Almirón se dio vuelta y fue hacia un Falcon de color gris claro. Ramiro observó que no tenía patente. También vio que, del otro lado del camino, salía un sujeto bajo, regordete, enfundado en un lustroso traje de tela sintética azul marino. Los tres subieron al coche, que era manejado por un tercer policía, un moreno enorme que estaba en mangas de camisa y tenía un pañuelo húmedo de sudor en la mano.

Viajaron a Resistencia en completo silencio. Ramiro prefirió no insistir con sus preguntas ni sus ironías. El ambiente en el Falcon era gélido, a pesar del calor de la noche, así que se dedicó a mirar la luna, desde la ventanilla. Estaba caliente; todo el país estaba caliente ese diciembre del 77. Recordó a Araceli, pensó en el lío en que se había metido y sintió pánico.

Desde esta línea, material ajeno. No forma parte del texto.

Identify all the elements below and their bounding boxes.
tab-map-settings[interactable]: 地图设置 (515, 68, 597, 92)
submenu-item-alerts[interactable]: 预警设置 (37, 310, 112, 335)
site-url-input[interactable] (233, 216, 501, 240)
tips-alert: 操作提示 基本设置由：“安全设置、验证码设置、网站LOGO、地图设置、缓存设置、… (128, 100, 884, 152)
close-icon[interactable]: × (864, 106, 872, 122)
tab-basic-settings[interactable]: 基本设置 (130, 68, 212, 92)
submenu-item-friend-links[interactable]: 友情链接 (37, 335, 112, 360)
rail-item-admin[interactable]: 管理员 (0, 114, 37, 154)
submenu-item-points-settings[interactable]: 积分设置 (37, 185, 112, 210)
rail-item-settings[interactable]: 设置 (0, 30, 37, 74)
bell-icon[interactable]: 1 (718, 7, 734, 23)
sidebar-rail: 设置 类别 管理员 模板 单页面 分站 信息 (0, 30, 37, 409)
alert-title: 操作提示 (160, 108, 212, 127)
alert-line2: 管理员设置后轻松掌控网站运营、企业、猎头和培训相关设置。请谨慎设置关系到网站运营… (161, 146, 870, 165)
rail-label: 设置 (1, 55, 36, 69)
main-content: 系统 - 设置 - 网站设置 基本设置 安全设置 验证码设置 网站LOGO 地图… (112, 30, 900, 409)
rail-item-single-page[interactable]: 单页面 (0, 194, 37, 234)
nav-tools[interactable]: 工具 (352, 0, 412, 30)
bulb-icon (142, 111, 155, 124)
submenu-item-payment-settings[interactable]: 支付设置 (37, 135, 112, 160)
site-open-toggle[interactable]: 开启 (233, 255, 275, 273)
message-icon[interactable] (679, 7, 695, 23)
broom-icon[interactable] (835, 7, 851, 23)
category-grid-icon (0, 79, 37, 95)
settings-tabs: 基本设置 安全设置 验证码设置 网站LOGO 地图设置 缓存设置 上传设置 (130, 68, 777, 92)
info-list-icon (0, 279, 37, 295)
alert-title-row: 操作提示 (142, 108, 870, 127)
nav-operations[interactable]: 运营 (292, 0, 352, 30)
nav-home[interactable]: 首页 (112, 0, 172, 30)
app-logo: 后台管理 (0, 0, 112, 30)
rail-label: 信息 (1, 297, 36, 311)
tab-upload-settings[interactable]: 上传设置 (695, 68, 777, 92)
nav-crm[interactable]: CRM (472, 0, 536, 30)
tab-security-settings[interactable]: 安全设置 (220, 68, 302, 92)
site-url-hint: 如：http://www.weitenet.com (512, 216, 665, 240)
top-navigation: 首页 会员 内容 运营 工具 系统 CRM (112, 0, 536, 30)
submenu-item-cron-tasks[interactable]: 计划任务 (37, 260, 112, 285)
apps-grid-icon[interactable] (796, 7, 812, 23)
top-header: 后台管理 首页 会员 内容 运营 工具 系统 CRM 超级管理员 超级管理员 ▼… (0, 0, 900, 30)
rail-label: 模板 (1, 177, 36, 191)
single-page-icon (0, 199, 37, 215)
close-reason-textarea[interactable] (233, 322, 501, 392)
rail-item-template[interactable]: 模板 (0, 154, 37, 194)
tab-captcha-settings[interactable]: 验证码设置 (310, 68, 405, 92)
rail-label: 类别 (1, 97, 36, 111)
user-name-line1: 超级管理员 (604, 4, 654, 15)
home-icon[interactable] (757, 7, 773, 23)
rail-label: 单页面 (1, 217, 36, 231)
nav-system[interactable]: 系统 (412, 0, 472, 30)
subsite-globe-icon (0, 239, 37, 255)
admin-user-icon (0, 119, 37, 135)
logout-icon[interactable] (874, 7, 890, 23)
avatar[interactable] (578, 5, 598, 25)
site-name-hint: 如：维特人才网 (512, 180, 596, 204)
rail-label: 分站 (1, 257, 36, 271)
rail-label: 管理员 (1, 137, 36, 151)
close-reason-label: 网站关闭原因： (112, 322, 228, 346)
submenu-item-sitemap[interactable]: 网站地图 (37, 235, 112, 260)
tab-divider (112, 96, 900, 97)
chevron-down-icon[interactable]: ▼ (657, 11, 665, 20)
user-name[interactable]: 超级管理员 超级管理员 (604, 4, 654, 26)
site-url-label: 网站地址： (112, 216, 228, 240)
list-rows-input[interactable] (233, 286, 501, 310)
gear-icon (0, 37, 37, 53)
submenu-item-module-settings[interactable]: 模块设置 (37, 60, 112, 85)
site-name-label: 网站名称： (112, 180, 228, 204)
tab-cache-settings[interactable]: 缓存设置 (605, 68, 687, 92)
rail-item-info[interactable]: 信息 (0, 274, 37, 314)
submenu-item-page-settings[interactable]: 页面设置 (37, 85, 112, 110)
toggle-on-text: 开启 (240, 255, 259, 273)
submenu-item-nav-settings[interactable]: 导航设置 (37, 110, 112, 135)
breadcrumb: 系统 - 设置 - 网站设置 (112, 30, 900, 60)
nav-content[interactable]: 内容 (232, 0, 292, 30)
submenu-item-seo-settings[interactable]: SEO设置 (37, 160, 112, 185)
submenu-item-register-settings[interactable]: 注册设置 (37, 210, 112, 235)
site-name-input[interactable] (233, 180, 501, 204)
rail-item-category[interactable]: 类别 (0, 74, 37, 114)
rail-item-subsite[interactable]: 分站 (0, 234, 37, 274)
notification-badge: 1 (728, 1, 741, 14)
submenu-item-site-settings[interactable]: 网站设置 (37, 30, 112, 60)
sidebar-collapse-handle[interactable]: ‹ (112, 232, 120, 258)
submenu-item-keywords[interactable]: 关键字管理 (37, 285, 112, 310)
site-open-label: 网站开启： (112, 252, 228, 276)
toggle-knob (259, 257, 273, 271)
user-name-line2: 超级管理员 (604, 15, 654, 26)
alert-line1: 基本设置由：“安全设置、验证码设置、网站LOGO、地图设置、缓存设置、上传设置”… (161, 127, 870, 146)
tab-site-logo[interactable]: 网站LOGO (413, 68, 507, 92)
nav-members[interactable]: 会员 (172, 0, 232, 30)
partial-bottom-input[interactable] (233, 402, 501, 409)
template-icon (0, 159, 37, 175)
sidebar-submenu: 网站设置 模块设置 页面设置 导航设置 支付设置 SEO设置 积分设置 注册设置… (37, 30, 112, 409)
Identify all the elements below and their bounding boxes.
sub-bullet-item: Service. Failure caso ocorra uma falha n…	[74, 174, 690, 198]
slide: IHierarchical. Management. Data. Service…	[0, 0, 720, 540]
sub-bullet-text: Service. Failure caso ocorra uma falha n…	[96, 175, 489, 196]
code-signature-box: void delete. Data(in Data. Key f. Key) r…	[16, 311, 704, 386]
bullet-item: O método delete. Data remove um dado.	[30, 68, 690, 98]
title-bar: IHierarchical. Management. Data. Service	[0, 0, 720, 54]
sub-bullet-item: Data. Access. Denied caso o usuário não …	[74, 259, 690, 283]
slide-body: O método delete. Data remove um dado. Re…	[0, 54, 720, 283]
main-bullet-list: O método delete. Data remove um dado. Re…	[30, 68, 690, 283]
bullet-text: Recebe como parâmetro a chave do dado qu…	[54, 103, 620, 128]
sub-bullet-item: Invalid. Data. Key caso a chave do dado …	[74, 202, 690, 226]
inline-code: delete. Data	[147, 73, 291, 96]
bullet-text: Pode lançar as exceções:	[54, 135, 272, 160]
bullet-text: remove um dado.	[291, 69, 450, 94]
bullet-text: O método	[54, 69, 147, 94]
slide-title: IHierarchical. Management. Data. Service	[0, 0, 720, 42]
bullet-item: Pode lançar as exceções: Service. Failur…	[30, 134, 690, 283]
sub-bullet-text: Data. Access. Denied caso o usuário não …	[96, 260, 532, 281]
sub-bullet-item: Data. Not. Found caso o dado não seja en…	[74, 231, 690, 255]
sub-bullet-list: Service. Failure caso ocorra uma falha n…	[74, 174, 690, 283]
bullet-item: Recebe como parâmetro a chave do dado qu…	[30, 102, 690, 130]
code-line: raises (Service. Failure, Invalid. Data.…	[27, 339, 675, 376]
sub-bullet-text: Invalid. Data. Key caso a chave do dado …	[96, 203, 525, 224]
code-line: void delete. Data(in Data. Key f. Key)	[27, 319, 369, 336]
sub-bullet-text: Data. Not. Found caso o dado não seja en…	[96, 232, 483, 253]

Cuando arribaron a la jefatura, Almirón y el petiso lo llevaron a la misma habitación en la que habían estado al mediodía. Un foco de cien watts iluminaba brillantemente la estancia y producía mucho calor. Lo hicieron sentar en una silla. Almirón tomó la otra, adelantó el respaldo y empezó a mirarse las manos, como indicando que disponía de todo el tiempo del mundo. El otro se quedó en la puerta, semicerrada.

—Mire, doctor —dijo Almirón, dando un suspiro prolongado, que quiso ser dramático—, le voy a ser claro: en este asunto hay un montón de cosas que no concuerdan. Cuénteme de nuevo, con todos los detalles, qué hizo anoche.

Ramiro obedeció. Durante un largo rato, con voz firme, repitió todo lo que ya había contado. Amplió detalles, narró el encuentro con el patrullero y explicó de qué hablaron con Tennembaum: de la amistad del médico con su padre; de Foucault (Ramiro dio por hecho que Almirón no tenía idea de quién era, pero le sirvió para evocar una vez más su procedencia parisina); y concluyó diciendo que su madre podía certificar a qué hora había llegado a la casa. Cuando terminó, se sintió satisfecho de su relato.